Victor Stinner victor.stinner at gmail.com
Mon Apr 11 19:43:16 EDT 2016


Le 11 avr. 2016 11:11 PM, "Ethan Furman" <ethan at stoneleaf.us> a écrit :
> So my concern in such a case is what happens if we pass this SE string
somewhere else: a UTF-8 file, or over a socket, or into a database? Does
this have issues that we wouldn't face if we just used bytes?

"SE string" are returned by os.listdir(str), os.walk(str), os.getenv(str),
sys.argv[int], ... since Python 3.3. Nothing new under the sun.

Trying to encode a surrogate to ascii, latin1 or utf8 raise an encoding
error. A surrogate is created to store an undecodable byte in a filename.

IHMO it's safer to get an encoding error rather than no error when you
concatenate two byte strings encoded to two different encodings (mojibake).

print(os.fspath(obj)) will more likely do what you expect if os.fspath()
always return str. I mean that it will encode your filename to the encoding
of the terminal which can be different than the filesystem encoding.
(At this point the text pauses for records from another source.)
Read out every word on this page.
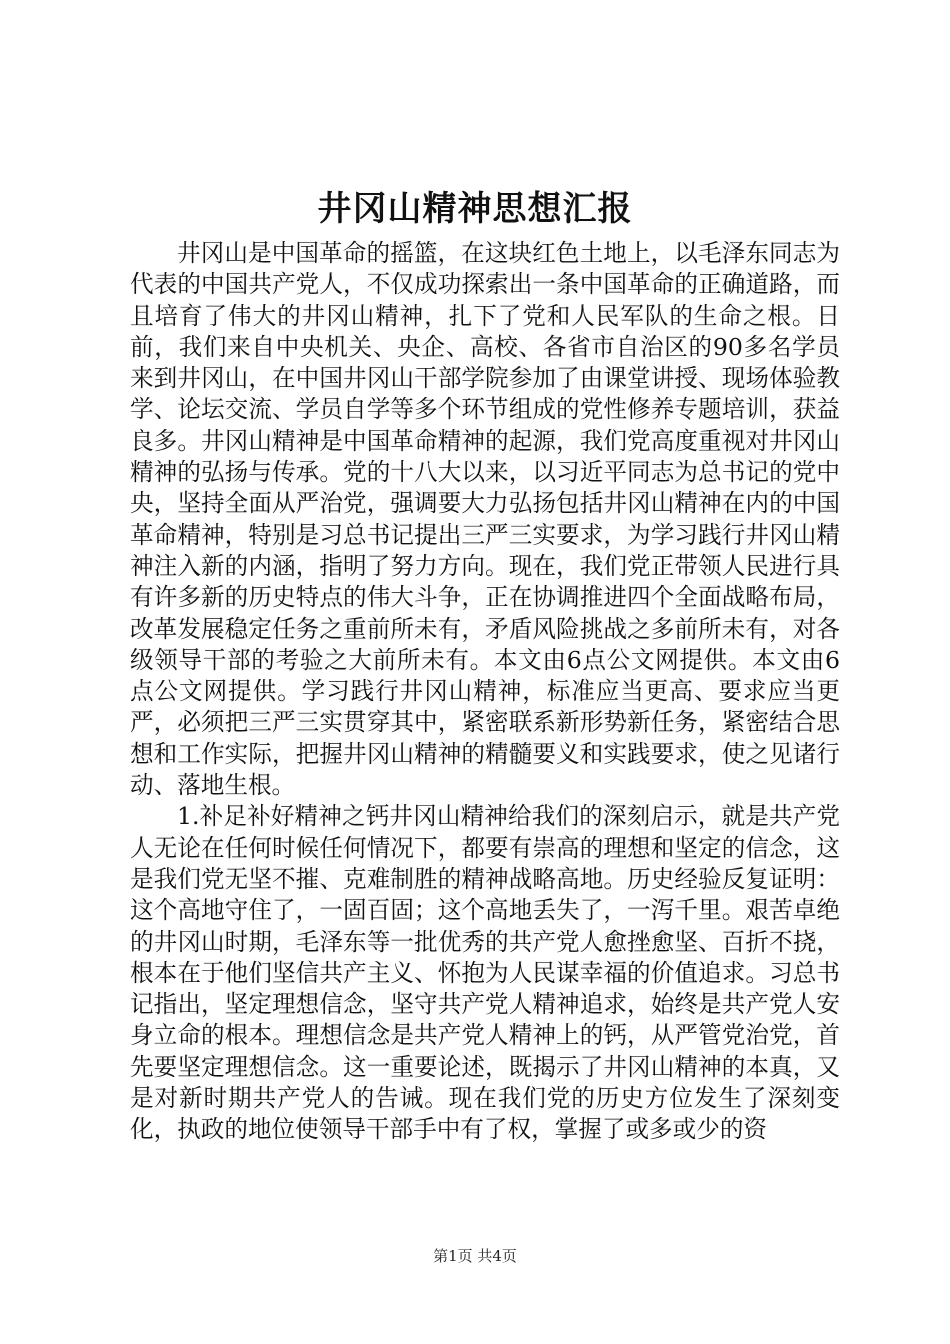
井冈山精神思想汇报

井冈山是中国革命的摇篮，在这块红色土地上，以毛泽东同志为代表的中国共产党人，不仅成功探索出一条中国革命的正确道路，而且培育了伟大的井冈山精神，扎下了党和人民军队的生命之根。日前，我们来自中央机关、央企、高校、各省市自治区的90多名学员来到井冈山，在中国井冈山干部学院参加了由课堂讲授、现场体验教学、论坛交流、学员自学等多个环节组成的党性修养专题培训，获益良多。井冈山精神是中国革命精神的起源，我们党高度重视对井冈山精神的弘扬与传承。党的十八大以来，以习近平同志为总书记的党中央，坚持全面从严治党，强调要大力弘扬包括井冈山精神在内的中国革命精神，特别是习总书记提出三严三实要求，为学习践行井冈山精神注入新的内涵，指明了努力方向。现在，我们党正带领人民进行具有许多新的历史特点的伟大斗争，正在协调推进四个全面战略布局，改革发展稳定任务之重前所未有，矛盾风险挑战之多前所未有，对各级领导干部的考验之大前所未有。本文由6点公文网提供。本文由6点公文网提供。学习践行井冈山精神，标准应当更高、要求应当更严，必须把三严三实贯穿其中，紧密联系新形势新任务，紧密结合思想和工作实际，把握井冈山精神的精髓要义和实践要求，使之见诸行动、落地生根。

1.补足补好精神之钙井冈山精神给我们的深刻启示，就是共产党人无论在任何时候任何情况下，都要有崇高的理想和坚定的信念，这是我们党无坚不摧、克难制胜的精神战略高地。历史经验反复证明：这个高地守住了，一固百固；这个高地丢失了，一泻千里。艰苦卓绝的井冈山时期，毛泽东等一批优秀的共产党人愈挫愈坚、百折不挠，根本在于他们坚信共产主义、怀抱为人民谋幸福的价值追求。习总书记指出，坚定理想信念，坚守共产党人精神追求，始终是共产党人安身立命的根本。理想信念是共产党人精神上的钙，从严管党治党，首先要坚定理想信念。这一重要论述，既揭示了井冈山精神的本真，又是对新时期共产党人的告诫。现在我们党的历史方位发生了深刻变化，执政的地位使领导干部手中有了权，掌握了或多或少的资

第1页 共4页
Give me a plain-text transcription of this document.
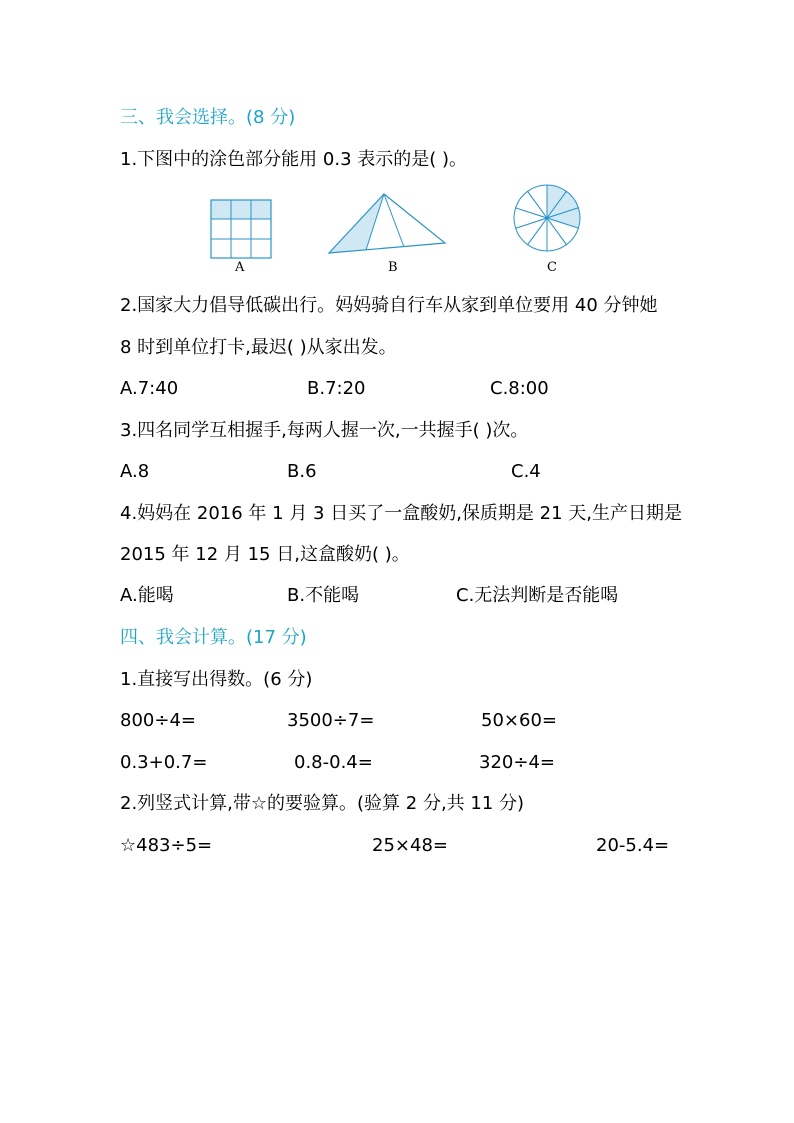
三、我会选择。(8 分)
1.下图中的涂色部分能用 0.3 表示的是( )。
A	B	C
2.国家大力倡导低碳出行。妈妈骑自行车从家到单位要用 40 分钟她
8 时到单位打卡,最迟( )从家出发。
A.7:40	B.7:20	C.8:00
3.四名同学互相握手,每两人握一次,一共握手( )次。
A.8	B.6	C.4
4.妈妈在 2016 年 1 月 3 日买了一盒酸奶,保质期是 21 天,生产日期是
2015 年 12 月 15 日,这盒酸奶( )。
A.能喝	B.不能喝	C.无法判断是否能喝
四、我会计算。(17 分)
1.直接写出得数。(6 分)
800÷4=	3500÷7=	50×60=
0.3+0.7=	0.8-0.4=	320÷4=
2.列竖式计算,带☆的要验算。(验算 2 分,共 11 分)
☆483÷5=	25×48=	20-5.4=
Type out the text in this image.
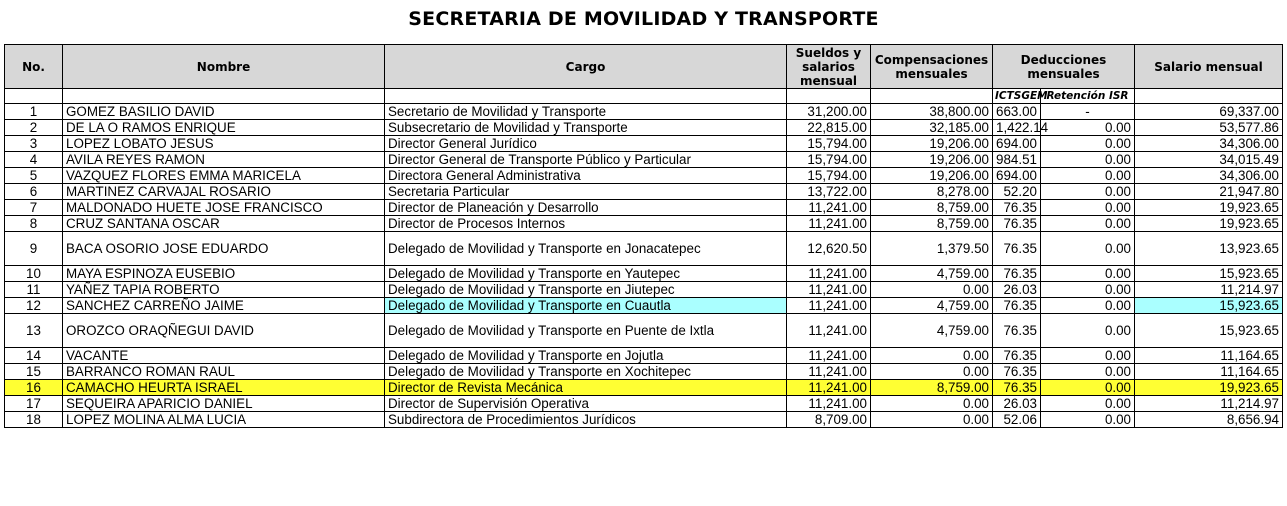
SECRETARIA DE MOVILIDAD Y TRANSPORTE
No.	Nombre	Cargo	Sueldos y salarios mensual	Compensaciones mensuales	Deducciones mensuales		Salario mensual
					ICTSGEM	Retención ISR	
1	GOMEZ BASILIO DAVID	Secretario de Movilidad y Transporte	31,200.00	38,800.00	663.00	-	69,337.00
2	DE LA O RAMOS ENRIQUE	Subsecretario de Movilidad y Transporte	22,815.00	32,185.00	1,422.14	0.00	53,577.86
3	LOPEZ LOBATO JESUS	Director General Jurídico	15,794.00	19,206.00	694.00	0.00	34,306.00
4	AVILA REYES RAMON	Director General de Transporte Público y Particular	15,794.00	19,206.00	984.51	0.00	34,015.49
5	VAZQUEZ FLORES EMMA MARICELA	Directora General Administrativa	15,794.00	19,206.00	694.00	0.00	34,306.00
6	MARTINEZ CARVAJAL ROSARIO	Secretaria Particular	13,722.00	8,278.00	52.20	0.00	21,947.80
7	MALDONADO HUETE JOSE FRANCISCO	Director de Planeación y Desarrollo	11,241.00	8,759.00	76.35	0.00	19,923.65
8	CRUZ SANTANA OSCAR	Director de Procesos Internos	11,241.00	8,759.00	76.35	0.00	19,923.65
9	BACA OSORIO JOSE EDUARDO	Delegado de Movilidad y Transporte en Jonacatepec	12,620.50	1,379.50	76.35	0.00	13,923.65
10	MAYA ESPINOZA EUSEBIO	Delegado de Movilidad y Transporte en Yautepec	11,241.00	4,759.00	76.35	0.00	15,923.65
11	YAÑEZ TAPIA ROBERTO	Delegado de Movilidad y Transporte en Jiutepec	11,241.00	0.00	26.03	0.00	11,214.97
12	SANCHEZ CARREÑO JAIME	Delegado de Movilidad y Transporte en Cuautla	11,241.00	4,759.00	76.35	0.00	15,923.65
13	OROZCO ORAQÑEGUI DAVID	Delegado de Movilidad y Transporte en Puente de Ixtla	11,241.00	4,759.00	76.35	0.00	15,923.65
14	VACANTE	Delegado de Movilidad y Transporte en Jojutla	11,241.00	0.00	76.35	0.00	11,164.65
15	BARRANCO ROMAN RAUL	Delegado de Movilidad y Transporte en Xochitepec	11,241.00	0.00	76.35	0.00	11,164.65
16	CAMACHO HEURTA ISRAEL	Director de Revista Mecánica	11,241.00	8,759.00	76.35	0.00	19,923.65
17	SEQUEIRA APARICIO DANIEL	Director de Supervisión Operativa	11,241.00	0.00	26.03	0.00	11,214.97
18	LOPEZ MOLINA ALMA LUCIA	Subdirectora de Procedimientos Jurídicos	8,709.00	0.00	52.06	0.00	8,656.94
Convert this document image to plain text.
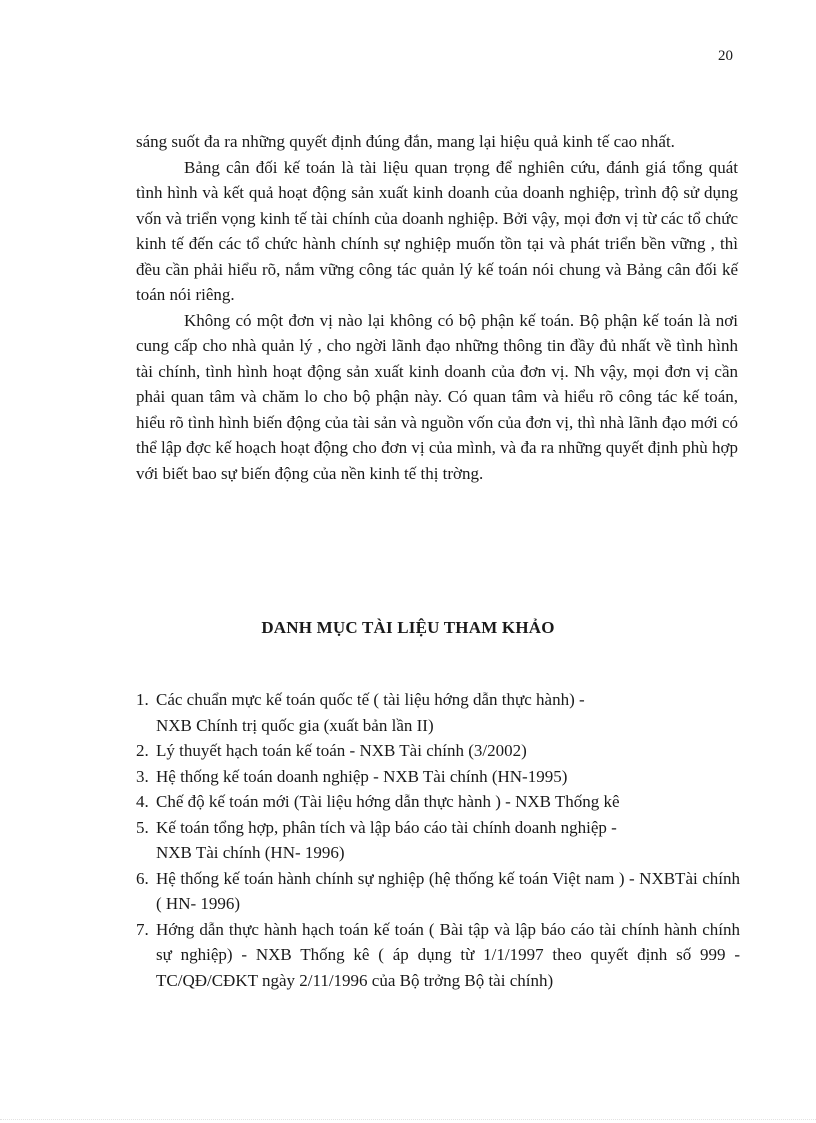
20

sáng suốt đa ra những quyết định đúng đắn, mang lại hiệu quả kinh tế cao nhất.

Bảng cân đối kế toán là tài liệu quan trọng để nghiên cứu, đánh giá tổng quát tình hình và kết quả hoạt động sản xuất kinh doanh của doanh nghiệp, trình độ sử dụng vốn và triển vọng kinh tế tài chính của doanh nghiệp. Bởi vậy, mọi đơn vị từ các tổ chức kinh tế đến các tổ chức hành chính sự nghiệp muốn tồn tại và phát triển bền vững , thì đều cần phải hiểu rõ, nắm vững công tác quản lý kế toán nói chung và Bảng cân đối kế toán nói riêng.

Không có một đơn vị nào lại không có bộ phận kế toán. Bộ phận kế toán là nơi cung cấp cho nhà quản lý , cho ngời lãnh đạo những thông tin đầy đủ nhất về tình hình tài chính, tình hình hoạt động sản xuất kinh doanh của đơn vị. Nh vậy, mọi đơn vị cần phải quan tâm và chăm lo cho bộ phận này. Có quan tâm và hiểu rõ công tác kế toán, hiểu rõ tình hình biến động của tài sản và nguồn vốn của đơn vị, thì nhà lãnh đạo mới có thể lập đợc kế hoạch hoạt động cho đơn vị của mình, và đa ra những quyết định phù hợp với biết bao sự biến động của nền kinh tế thị trờng.

DANH MỤC TÀI LIỆU THAM KHẢO
1. Các chuẩn mực kế toán quốc tế ( tài liệu hớng dẫn thực hành) -
NXB Chính trị quốc gia (xuất bản lần II)
2. Lý thuyết hạch toán kế toán - NXB Tài chính (3/2002)
3. Hệ thống kế toán doanh nghiệp - NXB Tài chính (HN-1995)
4. Chế độ kế toán mới (Tài liệu hớng dẫn thực hành ) - NXB Thống kê
5. Kế toán tổng hợp, phân tích và lập báo cáo tài chính doanh nghiệp -
NXB Tài chính (HN- 1996)
6. Hệ thống kế toán hành chính sự nghiệp (hệ thống kế toán Việt nam ) - NXBTài chính ( HN- 1996)
7. Hớng dẫn thực hành hạch toán kế toán ( Bài tập và lập báo cáo tài chính hành chính sự nghiệp) - NXB Thống kê ( áp dụng từ 1/1/1997 theo quyết định số 999 - TC/QĐ/CĐKT ngày 2/11/1996 của Bộ trởng Bộ tài chính)
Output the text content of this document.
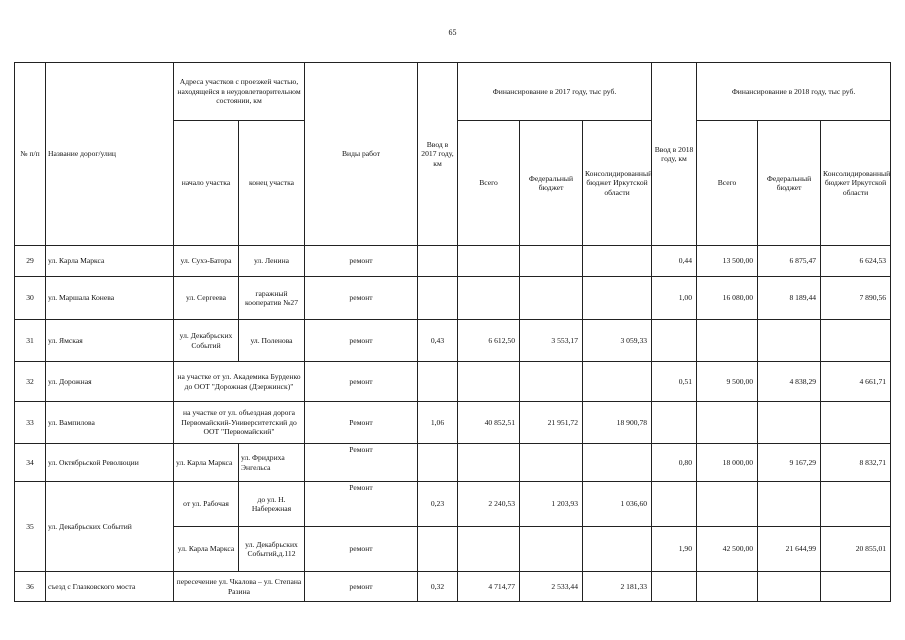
65
№ п/п	Название дорог/улиц	Адреса участков с проезжей частью, находящейся в неудовлетворительном состоянии, км		Виды работ	Ввод в 2017 году, км	Финансирование в 2017 году, тыс руб.			Ввод в 2018 году, км	Финансирование в 2018 году, тыс руб.		
		начало участка	конец участка			Всего	Федеральный бюджет	Консолидированный бюджет Иркутской области		Всего	Федеральный бюджет	Консолидированный бюджет Иркутской области
29	ул. Карла Маркса	ул. Сухэ-Батора	ул. Ленина	ремонт					0,44	13 500,00	6 875,47	6 624,53
30	ул. Маршала Конева	ул. Сергеева	гаражный кооператив №27	ремонт					1,00	16 080,00	8 189,44	7 890,56
31	ул. Ямская	ул. Декабрьских Событий	ул. Поленова	ремонт	0,43	6 612,50	3 553,17	3 059,33				
32	ул. Дорожная	на участке от ул. Академика Бурденко до ООТ "Дорожная (Дзержинск)"		ремонт					0,51	9 500,00	4 838,29	4 661,71
33	ул. Вампилова	на участке от ул. объездная дорога Первомайский-Университетский до ООТ "Первомайский"		Ремонт	1,06	40 852,51	21 951,72	18 900,78				
34	ул. Октябрьской Революции	ул. Карла Маркса	ул. Фридриха Энгельса	Ремонт					0,80	18 000,00	9 167,29	8 832,71
35	ул. Декабрьских Событий	от ул. Рабочая	до ул. Н. Набережная	Ремонт	0,23	2 240,53	1 203,93	1 036,60				
		ул. Карла Маркса	ул. Декабрьских Событий,д.112	ремонт					1,90	42 500,00	21 644,99	20 855,01
36	съезд с Глазковского моста	пересечение ул. Чкалова – ул. Степана Разина		ремонт	0,32	4 714,77	2 533,44	2 181,33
If fspath() can return bytes, you should write
print(os.fsdecode(os.fspath(obj))).

--

On Linux, open(DirEntry) for a bytes entry (os.scandir(bytes)) would have
to first decode a bytes filename with os.fsdecode() to then encode it back
with os.fsencode().

Yeah, that's inefficient. But we now have super fast codecs (ex: encode and
decode is almost memcpy for pure ascii). And filenames are usually very
short (less than 300 bytes). IMHO the interface matters more than
performance.

As I showed with my print example, filenames are not only used to access
the filesystem, you also want to display them. Using Unicode avoids bad
surprises (mojibake).

--

Well, the question is more why you want to get bytes at the first place.
Why not only using Unicode?

I understood that some people expect mojibake when using Unicode, whereas
using bytes cannot lead to mojibake. Well, in practice it's simply the
opposite :-)

Maybe devs read that Linux syscalls and C functions take bytes, so using
bytes give access to any filenames including "invalid filenames". That's
true. But it's also true for Unicode if you use os.fsdecode().

Maybe dev don't understand, don't know and fear Unicode :-)

My goal is more to educate users and help them to avoid mojibake.

Did I mention that you must not use bytes filename on Windows? So using
Unicode everywhere helps to write really portable code. On Windows, using
Unicode is requied to be able to open any file.